Georgia O'Keeffe was a modernist painter, renowned for her distinctive enlarged flower paintings. Though she rejected efforts to prescribe specific meanings to her art, O'Keeffe's flower pieces frequently evoke themes of femininity, sexuality, and organic abstraction.

What are some fun facts about Georgia O'Keeffe? ›

Georgia O'Keeffe Facts
  • Georgia O'Keeffe consistently battled against the Freudian interpretations of her flower series. ...
  • Flower paintings make up a small percentage of O'Keeffe's paintings. ...
  • She quit painting three times in her life.

What is Georgia O Keeffe's heritage? ›

Her parents grew up together as neighbors; her father Francis Calixtus O'Keeffe was Irish, and her mother Ida Totto was of Dutch and Hungarian heritage. Georgia, the second of seven children, was named after her Hungarian maternal grandfather George Totto.
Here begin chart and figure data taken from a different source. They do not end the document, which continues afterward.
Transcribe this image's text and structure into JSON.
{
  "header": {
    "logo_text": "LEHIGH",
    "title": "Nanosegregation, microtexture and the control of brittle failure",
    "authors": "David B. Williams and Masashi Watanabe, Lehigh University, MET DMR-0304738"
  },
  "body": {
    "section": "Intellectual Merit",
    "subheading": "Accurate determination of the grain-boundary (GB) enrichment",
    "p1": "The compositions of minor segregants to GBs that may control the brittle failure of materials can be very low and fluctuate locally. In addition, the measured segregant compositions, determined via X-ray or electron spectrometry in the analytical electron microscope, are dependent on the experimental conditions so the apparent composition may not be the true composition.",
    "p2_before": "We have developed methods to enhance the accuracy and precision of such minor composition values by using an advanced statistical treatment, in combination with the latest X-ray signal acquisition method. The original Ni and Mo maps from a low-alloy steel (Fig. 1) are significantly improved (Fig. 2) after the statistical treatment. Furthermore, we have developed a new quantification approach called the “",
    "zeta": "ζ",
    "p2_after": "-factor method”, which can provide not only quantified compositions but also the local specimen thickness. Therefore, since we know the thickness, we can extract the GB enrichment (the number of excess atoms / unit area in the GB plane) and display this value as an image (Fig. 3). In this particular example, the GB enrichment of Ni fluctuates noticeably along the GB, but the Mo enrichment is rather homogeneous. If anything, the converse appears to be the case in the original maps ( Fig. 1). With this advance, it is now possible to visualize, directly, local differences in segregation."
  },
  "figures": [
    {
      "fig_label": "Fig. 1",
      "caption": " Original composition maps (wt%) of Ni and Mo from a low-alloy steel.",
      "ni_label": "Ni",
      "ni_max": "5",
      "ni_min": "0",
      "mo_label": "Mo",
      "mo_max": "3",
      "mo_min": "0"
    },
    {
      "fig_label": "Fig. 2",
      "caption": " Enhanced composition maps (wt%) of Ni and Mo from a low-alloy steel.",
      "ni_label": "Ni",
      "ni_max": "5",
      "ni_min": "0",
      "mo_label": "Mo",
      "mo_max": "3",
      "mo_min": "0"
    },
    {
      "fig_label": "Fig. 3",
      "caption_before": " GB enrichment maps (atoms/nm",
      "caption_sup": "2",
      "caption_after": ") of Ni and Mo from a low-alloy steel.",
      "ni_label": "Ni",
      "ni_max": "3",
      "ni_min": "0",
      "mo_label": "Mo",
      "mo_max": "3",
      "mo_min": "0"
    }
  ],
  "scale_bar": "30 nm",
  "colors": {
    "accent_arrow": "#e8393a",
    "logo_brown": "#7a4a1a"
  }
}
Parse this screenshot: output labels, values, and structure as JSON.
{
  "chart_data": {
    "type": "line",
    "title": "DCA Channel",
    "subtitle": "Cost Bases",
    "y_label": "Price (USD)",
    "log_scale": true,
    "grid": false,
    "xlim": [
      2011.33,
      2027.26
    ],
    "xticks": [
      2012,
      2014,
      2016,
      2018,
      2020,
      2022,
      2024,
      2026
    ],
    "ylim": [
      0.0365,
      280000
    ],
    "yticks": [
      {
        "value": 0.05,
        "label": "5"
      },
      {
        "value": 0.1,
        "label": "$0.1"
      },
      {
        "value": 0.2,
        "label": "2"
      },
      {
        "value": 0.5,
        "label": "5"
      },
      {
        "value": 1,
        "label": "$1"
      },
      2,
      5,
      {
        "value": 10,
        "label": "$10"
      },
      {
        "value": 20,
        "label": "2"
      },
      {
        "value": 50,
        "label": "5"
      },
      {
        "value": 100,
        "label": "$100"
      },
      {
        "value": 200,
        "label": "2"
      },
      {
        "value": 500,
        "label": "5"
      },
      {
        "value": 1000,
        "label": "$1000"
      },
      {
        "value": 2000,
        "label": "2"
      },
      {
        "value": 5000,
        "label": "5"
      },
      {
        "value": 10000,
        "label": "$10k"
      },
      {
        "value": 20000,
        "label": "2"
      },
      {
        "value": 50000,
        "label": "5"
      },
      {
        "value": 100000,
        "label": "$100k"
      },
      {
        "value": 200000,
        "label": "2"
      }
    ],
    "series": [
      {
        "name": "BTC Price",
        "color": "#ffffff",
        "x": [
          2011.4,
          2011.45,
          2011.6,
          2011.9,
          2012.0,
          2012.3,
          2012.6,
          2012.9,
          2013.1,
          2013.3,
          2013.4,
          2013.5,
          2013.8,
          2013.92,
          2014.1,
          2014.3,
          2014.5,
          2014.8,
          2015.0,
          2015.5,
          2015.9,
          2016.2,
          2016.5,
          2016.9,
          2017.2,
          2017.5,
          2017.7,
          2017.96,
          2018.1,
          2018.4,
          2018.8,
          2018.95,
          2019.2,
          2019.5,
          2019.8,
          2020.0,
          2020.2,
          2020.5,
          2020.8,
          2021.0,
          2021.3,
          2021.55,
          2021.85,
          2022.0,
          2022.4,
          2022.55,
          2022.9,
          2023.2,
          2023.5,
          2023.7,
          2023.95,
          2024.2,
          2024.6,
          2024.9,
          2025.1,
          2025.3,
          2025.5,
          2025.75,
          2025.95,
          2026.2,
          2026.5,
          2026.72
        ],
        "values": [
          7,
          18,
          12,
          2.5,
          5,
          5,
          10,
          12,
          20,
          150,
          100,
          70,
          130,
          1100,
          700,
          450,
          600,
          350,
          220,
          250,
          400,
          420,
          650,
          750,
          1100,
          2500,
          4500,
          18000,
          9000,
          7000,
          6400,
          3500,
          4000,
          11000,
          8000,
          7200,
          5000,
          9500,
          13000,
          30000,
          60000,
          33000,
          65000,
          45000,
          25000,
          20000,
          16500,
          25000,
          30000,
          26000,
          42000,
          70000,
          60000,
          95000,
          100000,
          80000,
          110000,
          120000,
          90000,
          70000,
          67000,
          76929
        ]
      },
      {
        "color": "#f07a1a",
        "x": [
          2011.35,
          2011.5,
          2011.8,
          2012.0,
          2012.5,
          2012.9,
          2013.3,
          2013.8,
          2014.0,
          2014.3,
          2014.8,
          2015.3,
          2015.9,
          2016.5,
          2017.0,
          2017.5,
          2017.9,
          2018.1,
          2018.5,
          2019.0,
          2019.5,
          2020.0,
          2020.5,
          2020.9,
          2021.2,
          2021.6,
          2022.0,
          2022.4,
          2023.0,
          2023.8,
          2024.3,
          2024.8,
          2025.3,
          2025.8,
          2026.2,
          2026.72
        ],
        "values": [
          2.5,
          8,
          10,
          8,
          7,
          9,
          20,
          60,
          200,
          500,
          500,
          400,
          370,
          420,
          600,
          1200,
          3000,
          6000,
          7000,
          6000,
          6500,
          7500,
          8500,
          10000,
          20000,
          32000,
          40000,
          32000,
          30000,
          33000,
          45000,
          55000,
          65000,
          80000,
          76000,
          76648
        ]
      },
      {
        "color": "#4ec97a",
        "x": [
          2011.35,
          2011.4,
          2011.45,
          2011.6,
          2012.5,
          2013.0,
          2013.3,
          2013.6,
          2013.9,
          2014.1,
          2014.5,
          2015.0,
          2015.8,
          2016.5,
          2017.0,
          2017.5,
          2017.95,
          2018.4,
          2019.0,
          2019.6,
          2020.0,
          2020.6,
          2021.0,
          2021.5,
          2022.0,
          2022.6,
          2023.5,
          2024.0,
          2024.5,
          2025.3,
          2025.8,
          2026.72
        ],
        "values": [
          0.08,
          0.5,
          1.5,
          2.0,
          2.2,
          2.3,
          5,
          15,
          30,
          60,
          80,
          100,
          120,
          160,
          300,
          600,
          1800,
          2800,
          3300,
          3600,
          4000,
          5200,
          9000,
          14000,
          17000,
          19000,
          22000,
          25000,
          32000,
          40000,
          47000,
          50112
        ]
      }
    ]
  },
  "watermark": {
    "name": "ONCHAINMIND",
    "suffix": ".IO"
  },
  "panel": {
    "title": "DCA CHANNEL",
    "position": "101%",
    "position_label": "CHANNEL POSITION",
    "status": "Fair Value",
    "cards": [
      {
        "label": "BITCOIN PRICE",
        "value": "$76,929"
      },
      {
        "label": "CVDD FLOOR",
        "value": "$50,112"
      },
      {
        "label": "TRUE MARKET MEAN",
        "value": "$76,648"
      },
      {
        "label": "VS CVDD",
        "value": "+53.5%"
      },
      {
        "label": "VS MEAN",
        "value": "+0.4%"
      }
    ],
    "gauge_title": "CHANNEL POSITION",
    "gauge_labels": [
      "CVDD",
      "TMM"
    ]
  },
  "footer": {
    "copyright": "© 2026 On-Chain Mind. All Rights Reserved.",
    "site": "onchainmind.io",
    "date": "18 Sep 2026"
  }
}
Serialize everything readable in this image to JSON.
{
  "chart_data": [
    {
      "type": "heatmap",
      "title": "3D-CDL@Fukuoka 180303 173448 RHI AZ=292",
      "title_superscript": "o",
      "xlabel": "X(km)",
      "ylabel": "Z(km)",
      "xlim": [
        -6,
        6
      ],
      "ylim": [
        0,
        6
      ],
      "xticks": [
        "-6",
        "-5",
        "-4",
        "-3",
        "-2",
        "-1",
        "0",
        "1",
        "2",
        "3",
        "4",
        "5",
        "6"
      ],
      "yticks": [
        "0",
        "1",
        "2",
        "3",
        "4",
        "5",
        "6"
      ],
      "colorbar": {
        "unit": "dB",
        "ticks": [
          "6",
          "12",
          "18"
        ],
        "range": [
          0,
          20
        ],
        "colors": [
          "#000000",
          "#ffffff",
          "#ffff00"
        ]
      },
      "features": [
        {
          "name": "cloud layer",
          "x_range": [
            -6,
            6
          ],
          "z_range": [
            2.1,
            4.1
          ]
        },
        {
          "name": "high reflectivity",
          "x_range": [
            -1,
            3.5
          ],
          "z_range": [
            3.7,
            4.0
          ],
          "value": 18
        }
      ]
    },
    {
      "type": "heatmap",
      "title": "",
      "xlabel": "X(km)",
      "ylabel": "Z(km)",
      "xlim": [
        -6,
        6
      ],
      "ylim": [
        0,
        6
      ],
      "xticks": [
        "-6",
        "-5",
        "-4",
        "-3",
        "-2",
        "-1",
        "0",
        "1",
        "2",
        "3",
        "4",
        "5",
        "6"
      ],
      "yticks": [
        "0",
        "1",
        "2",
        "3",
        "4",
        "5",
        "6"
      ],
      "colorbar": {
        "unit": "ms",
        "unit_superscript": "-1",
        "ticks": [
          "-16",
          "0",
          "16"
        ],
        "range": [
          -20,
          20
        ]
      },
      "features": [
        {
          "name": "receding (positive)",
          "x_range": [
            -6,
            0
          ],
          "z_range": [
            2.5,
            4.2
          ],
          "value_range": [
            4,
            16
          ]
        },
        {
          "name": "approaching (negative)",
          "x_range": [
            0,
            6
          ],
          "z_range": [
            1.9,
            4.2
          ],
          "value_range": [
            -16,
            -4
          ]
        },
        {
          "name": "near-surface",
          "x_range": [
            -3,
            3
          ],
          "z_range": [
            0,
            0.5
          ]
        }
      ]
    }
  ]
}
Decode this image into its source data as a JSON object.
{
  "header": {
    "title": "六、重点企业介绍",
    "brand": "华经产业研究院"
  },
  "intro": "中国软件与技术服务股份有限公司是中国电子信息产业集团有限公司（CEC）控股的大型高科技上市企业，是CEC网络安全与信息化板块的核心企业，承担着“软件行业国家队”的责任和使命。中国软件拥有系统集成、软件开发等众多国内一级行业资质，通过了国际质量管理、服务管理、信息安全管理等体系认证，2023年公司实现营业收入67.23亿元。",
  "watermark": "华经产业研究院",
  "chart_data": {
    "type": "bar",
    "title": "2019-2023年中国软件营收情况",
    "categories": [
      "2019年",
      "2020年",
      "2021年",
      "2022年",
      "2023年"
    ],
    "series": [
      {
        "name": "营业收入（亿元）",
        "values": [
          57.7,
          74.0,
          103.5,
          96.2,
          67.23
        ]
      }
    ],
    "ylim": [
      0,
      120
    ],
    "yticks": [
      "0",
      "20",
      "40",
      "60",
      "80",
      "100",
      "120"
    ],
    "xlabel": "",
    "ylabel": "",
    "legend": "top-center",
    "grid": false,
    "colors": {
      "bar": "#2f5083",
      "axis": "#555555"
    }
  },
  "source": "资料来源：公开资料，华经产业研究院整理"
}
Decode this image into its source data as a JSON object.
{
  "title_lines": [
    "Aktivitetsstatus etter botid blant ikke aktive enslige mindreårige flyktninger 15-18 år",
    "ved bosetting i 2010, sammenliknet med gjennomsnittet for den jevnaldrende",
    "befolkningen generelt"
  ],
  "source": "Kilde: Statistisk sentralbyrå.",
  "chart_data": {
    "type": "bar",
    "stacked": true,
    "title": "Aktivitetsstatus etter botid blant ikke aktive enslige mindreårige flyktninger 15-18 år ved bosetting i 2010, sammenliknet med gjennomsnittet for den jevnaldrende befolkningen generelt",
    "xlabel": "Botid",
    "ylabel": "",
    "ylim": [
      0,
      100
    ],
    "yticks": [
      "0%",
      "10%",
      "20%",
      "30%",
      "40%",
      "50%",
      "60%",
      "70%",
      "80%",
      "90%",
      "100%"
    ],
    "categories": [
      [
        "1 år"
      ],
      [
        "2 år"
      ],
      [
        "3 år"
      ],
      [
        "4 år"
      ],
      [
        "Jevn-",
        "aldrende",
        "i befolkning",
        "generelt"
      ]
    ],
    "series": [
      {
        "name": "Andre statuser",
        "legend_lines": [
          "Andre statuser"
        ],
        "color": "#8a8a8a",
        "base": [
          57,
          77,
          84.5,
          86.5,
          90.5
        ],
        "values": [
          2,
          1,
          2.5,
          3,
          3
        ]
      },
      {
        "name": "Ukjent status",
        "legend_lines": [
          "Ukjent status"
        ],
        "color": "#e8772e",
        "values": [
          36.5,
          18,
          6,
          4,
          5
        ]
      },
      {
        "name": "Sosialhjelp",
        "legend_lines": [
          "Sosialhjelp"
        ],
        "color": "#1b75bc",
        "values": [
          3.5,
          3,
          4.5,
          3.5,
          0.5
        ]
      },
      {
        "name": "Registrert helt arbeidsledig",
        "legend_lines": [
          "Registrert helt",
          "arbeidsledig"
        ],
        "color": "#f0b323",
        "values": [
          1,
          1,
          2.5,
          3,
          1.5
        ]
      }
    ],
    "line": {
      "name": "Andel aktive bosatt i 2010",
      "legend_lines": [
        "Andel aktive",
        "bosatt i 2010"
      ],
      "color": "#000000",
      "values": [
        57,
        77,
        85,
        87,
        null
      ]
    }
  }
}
What is Georgia O Keeffe's ancestry? ›

Georgia Totto O'Keeffe was born November 15, 1887, on a farm near Sun Prairie, Wisconsin. Her father, Francis Calixtus O'Keeffe was of Irish heritage, and her mother, Ida Totto was of Dutch and Hungarian descent.

What was Georgia O Keeffe most popular? ›

Georgia O'Keeffe- 10 Iconic Artworks
  • Sky Above Clouds IV (1965) | Georgia O'Keeffe. ...
  • Summer Days (1936) ...
  • Radiator Building — Night, New York (1927) ...
  • Cow's Skull: Red, White, and Blue (1931) | Georgia O'Keeffe. ...
  • Red Canna (1924) ...
  • Black Iris III (1926) | Georgia O'Keeffe. ...
  • 7 Future Trends in Schools and Classrooms.

What events were important in Georgia O'Keeffe's life? ›

  • Nov 15, 1887. Georgia Totto O'Keeffe was born. ...
  • Nov 15, 1902. Art education as a child. ...
  • May 1, 1905. Graduated from high school. ...
  • May 1, 1907. Change of plans... ...
  • Jan 1, 1908. O'Keeffe wins first award. ...
  • Jan 1, 1912. O'Keeffe teaches. ...
  • Jan 1, 1914. O'Keeffe returns to NY. ...
  • Oct 1, 1915. O'Keeffe begins to use watercolor.